6 Responses to “GPS Not A Threat To Airlines”

  1. MerlinOS2 says:

    Another point AJ is that most commercial GPS recievers will cease to function correctly at over the earth movements at about 80 mph velocity.

    Some have proposed that this was a deliberate limitation to prevent certain “alternative” uses.

  2. S. Naylor says:

    I have to disagree Merlin. I’ve used GPS (2 different models) many times while flying (as a passenger – in coach) to various place on the globe over the past 5 years. They work fine at least up to 590 knots & pretty mucch match the aircraft’s position display on those flights where it’s available.

  3. AJStrata says:

    S. Nayl0r,

    I agree. There are flight GPS systems and we at NASA use them on satellites. There were some adjustments need to the kalman filters that do the position-velocity estimates (or sats fly at thousands of mph) so the data wouldn’t be seen as a noisy outlier (yes, we are actually going that fast!). But that is not a big change. The point is nearly all commercial airplanes I would assume have a GPS navigator in them (I know the military jets do) where you set way-points and let the auto-pilot do its thing.

  4. MerlinOS2 says:

    It was my understanding about the “early” handheld models, thanks for the updated info.

  5. For Enforcement says:

    Yea, there is a lot of information and mis-information about GPS. Many years ago, I had one of those laptop software programs and it worked great. I was using it on an airplane and it displayed the speed very well and was in agreement with the plane’s speed. No one objected to my using it. Fast forward a couple years and I had a Magellen handheld and it worked great on airplane also. Flight attendent saw I had it, now this was about ’98 or so, and she had a conniption. You can’t use that, it sends out signals that interfere with the plane’s navigation. I assured her it didn’t, but I turned it off as she requested.
    I happen to be a private pilot, and believe me, almost ALL planes, including private, have GPS that is linked to autopilot. They are so accurate you could actually let them take off and land for you. Of course no one does, but they work that well. You can easily put in waypoints with speed, altitude, etc and it will follow it to a tee, including putting you on final approach. Then the pilot takes over. At the worst, a system on a private plane might be off 30-50 feet altitude. (That’s why pilot does the actual landing) I understand military is much more accurate tho.

  6. pull says:


    I believe that effect would be because we used to have receivers be off by a number of feet… because of the danger of using these for missles and such. This regulation was later taken away.

    On the topic:

    I have been using various gps’ for about ten or fifteen years, not sure. I do not like to depend on them for hiking, but they are an useful tool. Nowadays, they are built into many portable devices and the watch models are actually useful. It is surely not a threat.

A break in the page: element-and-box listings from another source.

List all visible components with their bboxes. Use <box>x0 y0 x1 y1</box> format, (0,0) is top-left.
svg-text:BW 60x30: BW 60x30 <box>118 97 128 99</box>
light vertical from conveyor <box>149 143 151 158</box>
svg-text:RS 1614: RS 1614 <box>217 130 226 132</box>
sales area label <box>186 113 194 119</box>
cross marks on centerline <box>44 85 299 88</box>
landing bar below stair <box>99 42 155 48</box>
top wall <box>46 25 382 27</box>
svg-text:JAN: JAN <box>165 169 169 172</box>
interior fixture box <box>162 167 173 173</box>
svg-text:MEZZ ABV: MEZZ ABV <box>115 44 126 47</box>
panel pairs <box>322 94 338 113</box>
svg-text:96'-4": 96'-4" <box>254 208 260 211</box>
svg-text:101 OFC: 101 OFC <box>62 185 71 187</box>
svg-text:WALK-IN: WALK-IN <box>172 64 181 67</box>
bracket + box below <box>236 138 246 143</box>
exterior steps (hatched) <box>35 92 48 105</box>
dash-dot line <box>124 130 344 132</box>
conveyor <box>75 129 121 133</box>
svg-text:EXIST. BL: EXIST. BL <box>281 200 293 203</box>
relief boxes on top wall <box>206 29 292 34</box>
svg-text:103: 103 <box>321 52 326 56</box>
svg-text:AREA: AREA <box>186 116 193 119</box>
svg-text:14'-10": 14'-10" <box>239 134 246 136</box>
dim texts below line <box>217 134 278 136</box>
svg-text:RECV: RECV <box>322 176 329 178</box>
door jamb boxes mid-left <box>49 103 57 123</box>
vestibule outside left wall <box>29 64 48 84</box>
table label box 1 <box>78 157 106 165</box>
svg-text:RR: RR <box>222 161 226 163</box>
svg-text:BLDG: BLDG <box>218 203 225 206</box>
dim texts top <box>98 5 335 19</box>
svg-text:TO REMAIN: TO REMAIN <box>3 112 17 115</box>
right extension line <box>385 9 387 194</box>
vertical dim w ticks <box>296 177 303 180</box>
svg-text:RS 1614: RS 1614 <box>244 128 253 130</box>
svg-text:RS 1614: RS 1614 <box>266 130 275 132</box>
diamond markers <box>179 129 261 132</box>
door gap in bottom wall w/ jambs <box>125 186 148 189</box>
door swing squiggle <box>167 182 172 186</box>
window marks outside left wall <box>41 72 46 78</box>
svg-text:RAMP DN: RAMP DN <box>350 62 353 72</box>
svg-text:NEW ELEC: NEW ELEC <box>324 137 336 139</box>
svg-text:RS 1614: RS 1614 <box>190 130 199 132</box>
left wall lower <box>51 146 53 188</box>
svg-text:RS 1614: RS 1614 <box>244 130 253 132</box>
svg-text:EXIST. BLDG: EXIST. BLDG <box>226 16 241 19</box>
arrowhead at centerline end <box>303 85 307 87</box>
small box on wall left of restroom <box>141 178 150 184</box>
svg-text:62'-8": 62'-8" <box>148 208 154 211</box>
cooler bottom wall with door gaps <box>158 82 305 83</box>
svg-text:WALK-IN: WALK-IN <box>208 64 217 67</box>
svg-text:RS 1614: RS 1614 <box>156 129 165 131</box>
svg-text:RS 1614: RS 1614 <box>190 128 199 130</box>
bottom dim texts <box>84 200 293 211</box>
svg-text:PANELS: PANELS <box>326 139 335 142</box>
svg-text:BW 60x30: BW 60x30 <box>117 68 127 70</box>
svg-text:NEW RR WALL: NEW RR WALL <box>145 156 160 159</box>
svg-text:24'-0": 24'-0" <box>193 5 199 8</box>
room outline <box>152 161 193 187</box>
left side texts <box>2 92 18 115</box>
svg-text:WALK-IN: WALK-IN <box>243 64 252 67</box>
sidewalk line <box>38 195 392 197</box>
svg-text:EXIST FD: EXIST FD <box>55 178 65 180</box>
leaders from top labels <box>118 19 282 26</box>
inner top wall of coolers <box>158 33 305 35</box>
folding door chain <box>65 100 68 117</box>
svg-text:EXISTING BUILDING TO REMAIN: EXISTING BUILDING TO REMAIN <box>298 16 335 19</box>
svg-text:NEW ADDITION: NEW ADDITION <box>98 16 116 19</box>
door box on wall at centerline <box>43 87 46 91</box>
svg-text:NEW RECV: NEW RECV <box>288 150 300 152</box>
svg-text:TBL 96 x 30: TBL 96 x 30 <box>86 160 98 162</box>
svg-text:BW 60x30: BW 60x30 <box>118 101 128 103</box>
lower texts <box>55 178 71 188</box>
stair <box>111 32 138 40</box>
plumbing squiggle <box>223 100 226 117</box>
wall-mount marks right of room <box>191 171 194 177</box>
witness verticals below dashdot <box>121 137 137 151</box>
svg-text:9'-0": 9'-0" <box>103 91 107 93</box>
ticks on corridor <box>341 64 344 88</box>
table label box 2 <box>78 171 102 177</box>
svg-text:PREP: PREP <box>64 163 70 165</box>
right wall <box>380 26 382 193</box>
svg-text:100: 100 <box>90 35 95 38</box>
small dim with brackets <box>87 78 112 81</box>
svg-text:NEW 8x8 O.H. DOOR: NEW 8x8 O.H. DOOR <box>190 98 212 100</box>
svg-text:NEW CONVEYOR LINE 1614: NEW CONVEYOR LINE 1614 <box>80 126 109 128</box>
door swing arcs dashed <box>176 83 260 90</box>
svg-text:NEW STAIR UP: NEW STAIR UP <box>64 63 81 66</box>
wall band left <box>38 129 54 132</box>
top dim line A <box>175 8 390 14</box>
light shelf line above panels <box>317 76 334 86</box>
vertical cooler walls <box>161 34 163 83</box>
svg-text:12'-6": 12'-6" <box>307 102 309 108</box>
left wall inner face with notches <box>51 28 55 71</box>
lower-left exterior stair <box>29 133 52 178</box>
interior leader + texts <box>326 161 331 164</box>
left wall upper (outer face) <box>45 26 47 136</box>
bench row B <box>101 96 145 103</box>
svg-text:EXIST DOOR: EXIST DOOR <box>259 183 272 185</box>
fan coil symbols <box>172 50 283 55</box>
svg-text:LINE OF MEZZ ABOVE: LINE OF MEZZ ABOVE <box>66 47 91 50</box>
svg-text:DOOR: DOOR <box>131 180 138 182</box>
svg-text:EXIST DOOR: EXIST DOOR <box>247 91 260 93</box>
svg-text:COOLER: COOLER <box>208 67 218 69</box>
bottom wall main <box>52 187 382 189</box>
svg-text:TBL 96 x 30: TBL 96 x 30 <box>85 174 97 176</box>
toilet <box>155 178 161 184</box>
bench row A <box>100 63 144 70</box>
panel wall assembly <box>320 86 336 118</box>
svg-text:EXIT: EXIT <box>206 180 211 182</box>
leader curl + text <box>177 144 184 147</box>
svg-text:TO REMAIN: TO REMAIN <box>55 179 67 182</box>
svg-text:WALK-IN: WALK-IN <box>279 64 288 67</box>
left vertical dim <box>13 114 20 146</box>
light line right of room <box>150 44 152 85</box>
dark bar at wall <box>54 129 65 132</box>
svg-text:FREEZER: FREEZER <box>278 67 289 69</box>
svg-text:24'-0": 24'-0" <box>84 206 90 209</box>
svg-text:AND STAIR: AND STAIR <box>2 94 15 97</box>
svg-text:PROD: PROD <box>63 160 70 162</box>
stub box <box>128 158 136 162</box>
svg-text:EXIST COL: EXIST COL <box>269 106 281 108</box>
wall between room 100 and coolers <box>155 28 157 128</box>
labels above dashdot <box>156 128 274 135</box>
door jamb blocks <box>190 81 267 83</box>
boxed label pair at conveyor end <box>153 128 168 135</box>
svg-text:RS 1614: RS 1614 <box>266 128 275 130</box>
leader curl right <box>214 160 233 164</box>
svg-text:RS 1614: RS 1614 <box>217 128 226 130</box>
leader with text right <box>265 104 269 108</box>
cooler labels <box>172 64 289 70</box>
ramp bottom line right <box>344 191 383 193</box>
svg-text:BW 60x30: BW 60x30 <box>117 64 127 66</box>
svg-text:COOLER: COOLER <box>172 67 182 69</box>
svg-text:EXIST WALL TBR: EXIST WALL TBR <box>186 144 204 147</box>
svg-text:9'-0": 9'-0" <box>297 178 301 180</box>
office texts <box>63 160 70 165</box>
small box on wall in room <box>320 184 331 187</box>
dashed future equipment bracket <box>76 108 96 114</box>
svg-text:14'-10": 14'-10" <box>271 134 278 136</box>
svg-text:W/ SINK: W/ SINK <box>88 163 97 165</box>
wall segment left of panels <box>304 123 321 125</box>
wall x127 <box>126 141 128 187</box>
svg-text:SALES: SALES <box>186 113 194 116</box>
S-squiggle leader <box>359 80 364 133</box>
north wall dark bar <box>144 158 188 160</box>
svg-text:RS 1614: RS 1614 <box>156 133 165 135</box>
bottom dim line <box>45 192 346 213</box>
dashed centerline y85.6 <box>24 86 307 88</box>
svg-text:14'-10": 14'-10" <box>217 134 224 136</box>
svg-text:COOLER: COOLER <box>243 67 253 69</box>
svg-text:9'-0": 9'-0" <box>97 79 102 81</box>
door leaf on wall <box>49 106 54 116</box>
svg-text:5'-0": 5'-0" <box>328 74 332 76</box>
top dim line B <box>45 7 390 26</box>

    Personally, I think that blowing up planes should be the least of our worries, ultimately. I guess a lot of people have a lot of fear dealing with flying. It does strike at the heart of modern commerce. Their next big attack is more likely to strike one of NY’s bridges or tunnels, like they said they would before… back in 93. Granted, there are so many weak spots where they could kill a lot of Americans and get away with it… or induce widespread fear.

    Our food sources are probably the biggest concern for me. There are a lot of weaknesses there. Sniping is always an option for them. Or, random serial killing at more close range. If the body is left and they make no interaction… there is not even DNA evidence. Explosives can be made out of just about anything… and gas lines run about everywhere (and can be trivially heated to explosion).

    Heh, GPS are not in my list there. I don’t think they are worrying about missle guidance systems anytime soon. Maybe Iran will next year, but they would be better off hitting us without a missle, but with a portable attack… even if we don’t have any chance of shooting a sucker out of the sky.